Advanced Search

In the Advanced Search tool, you can create complex searches based on Node Inventory information. The benefit of the Advanced Search tool is to save the query and create a Group of Nodes based on the search criteria.

  • 1. Select a field

The selection of the field upon which the criteria will apply is a two step process. The list of fields is not displayed unordered and extensively. Fields have been grouped in the same way they are displayed when you look at information about a Node. First you choose among these groups: Node, Network Interface, Filesystem, Machine, RAM, Storage, BIOS, Controller, Port, Processor, Sound Card, Video Card, Software, Environment Variable, Processes, Virtual Machines; then you choose among the list of fields concerning this theme.

  • 2. Select the matching rule

The matching rule can be selected between following possibilities: Is defined, Is not defined, =, ≠ or Regex followed by the term you are searching for presence or absence. Depending on the field, the list of searchable terms is either an free text field, either the list of available terms.

  • a. Regex matching rule

You can use regular expressions to find whatever you want in Node inventories. A search request using a regexp will look for every node that match the pattern you entered.

Those regexps follow Java Pattern rules. See http://docs.oracle.com/javase/6/docs/api/java/util/regex/Pattern.html for more details.

Example 4. Search node having an ip address matching 192.168.x.y

Assuming you want to search every node using an ip address match 192.168.x.y, where x<10 and y could be everything. You will to add that line to your search request:

  • Node summary, Ip address, Regex, 192\ .168\ .\d\ . .*


  • b. Composite search

Some fields allow you to look for more than one piece of information at a time. That’s the case for environment variable. For those fields you have to enter the first element then the separator then following elements. The name of the fields tells you about what is expected. It would look like firstelement<sep>secondelement assuming that <sep> is the separator.

Example 5. Search Environment Variable LANG=C.

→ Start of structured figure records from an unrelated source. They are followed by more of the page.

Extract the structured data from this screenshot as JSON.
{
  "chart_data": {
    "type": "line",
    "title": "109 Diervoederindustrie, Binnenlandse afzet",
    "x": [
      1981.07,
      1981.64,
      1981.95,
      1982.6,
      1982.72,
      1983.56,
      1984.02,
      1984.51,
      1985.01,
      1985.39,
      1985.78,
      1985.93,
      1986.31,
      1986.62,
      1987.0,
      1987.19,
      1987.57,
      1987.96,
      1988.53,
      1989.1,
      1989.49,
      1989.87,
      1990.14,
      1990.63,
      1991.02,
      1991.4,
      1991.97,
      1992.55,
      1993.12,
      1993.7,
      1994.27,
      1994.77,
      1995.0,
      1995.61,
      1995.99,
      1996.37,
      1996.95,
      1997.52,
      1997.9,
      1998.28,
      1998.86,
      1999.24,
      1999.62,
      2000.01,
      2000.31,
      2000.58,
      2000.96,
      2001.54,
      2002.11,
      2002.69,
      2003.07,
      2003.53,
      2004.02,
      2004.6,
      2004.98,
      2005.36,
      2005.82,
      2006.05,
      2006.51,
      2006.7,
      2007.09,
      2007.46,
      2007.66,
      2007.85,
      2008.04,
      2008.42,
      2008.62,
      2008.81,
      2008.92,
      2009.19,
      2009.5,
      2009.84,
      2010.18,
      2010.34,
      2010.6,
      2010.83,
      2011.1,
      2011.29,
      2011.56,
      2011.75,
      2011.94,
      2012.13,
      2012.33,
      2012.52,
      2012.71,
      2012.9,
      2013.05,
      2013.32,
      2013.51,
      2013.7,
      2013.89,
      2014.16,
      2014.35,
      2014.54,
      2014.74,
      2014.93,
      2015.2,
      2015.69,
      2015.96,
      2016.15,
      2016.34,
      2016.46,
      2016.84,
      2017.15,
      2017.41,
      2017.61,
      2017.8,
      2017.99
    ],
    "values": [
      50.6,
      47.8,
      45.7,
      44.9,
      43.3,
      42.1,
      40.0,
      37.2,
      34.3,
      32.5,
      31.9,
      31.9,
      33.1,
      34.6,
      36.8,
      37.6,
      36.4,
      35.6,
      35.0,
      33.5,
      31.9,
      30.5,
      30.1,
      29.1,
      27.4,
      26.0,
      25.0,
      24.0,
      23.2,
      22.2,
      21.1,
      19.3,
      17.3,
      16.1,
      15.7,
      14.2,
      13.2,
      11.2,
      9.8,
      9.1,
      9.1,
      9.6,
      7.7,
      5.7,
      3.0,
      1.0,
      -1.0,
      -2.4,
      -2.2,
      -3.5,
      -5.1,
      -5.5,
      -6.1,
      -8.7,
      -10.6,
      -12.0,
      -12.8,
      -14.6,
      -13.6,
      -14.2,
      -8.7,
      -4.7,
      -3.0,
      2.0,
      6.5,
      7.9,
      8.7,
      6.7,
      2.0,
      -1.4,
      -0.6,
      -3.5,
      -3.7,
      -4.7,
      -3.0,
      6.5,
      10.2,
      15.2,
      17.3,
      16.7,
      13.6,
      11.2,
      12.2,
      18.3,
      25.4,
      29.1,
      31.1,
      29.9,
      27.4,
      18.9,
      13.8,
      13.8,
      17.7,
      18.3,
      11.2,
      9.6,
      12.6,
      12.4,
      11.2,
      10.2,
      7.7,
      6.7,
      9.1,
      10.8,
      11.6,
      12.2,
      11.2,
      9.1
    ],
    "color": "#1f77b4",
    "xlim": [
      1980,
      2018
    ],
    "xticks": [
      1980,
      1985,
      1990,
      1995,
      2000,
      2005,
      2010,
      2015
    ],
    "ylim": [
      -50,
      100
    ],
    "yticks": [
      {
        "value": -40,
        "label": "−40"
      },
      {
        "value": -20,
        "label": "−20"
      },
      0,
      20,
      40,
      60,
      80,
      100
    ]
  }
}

Assuming you want to search every node having the environment variable LANG set to C. You will have to add that search line to your request:

  • Environment variable, key=value, =, LANG=C.


  • 3. Add another rule

You can select only one term for each matching rule. If you want to create more complex search, then you can add another rule using the + icon. All rules are using the same operand, either AND or OR. More complex searches mixing AND and OR operands are not available at the moment.

Example 6. Advanced search for Linux Nodes with ssh.

Assuming you want to search all Linux Nodes having ssh installed. You will create this 2 lines request:

  1. Operator: AND.
  2. First search line: Node, Operating System, =, Linux.
  3. Second search line: Software, Name, =, ssh.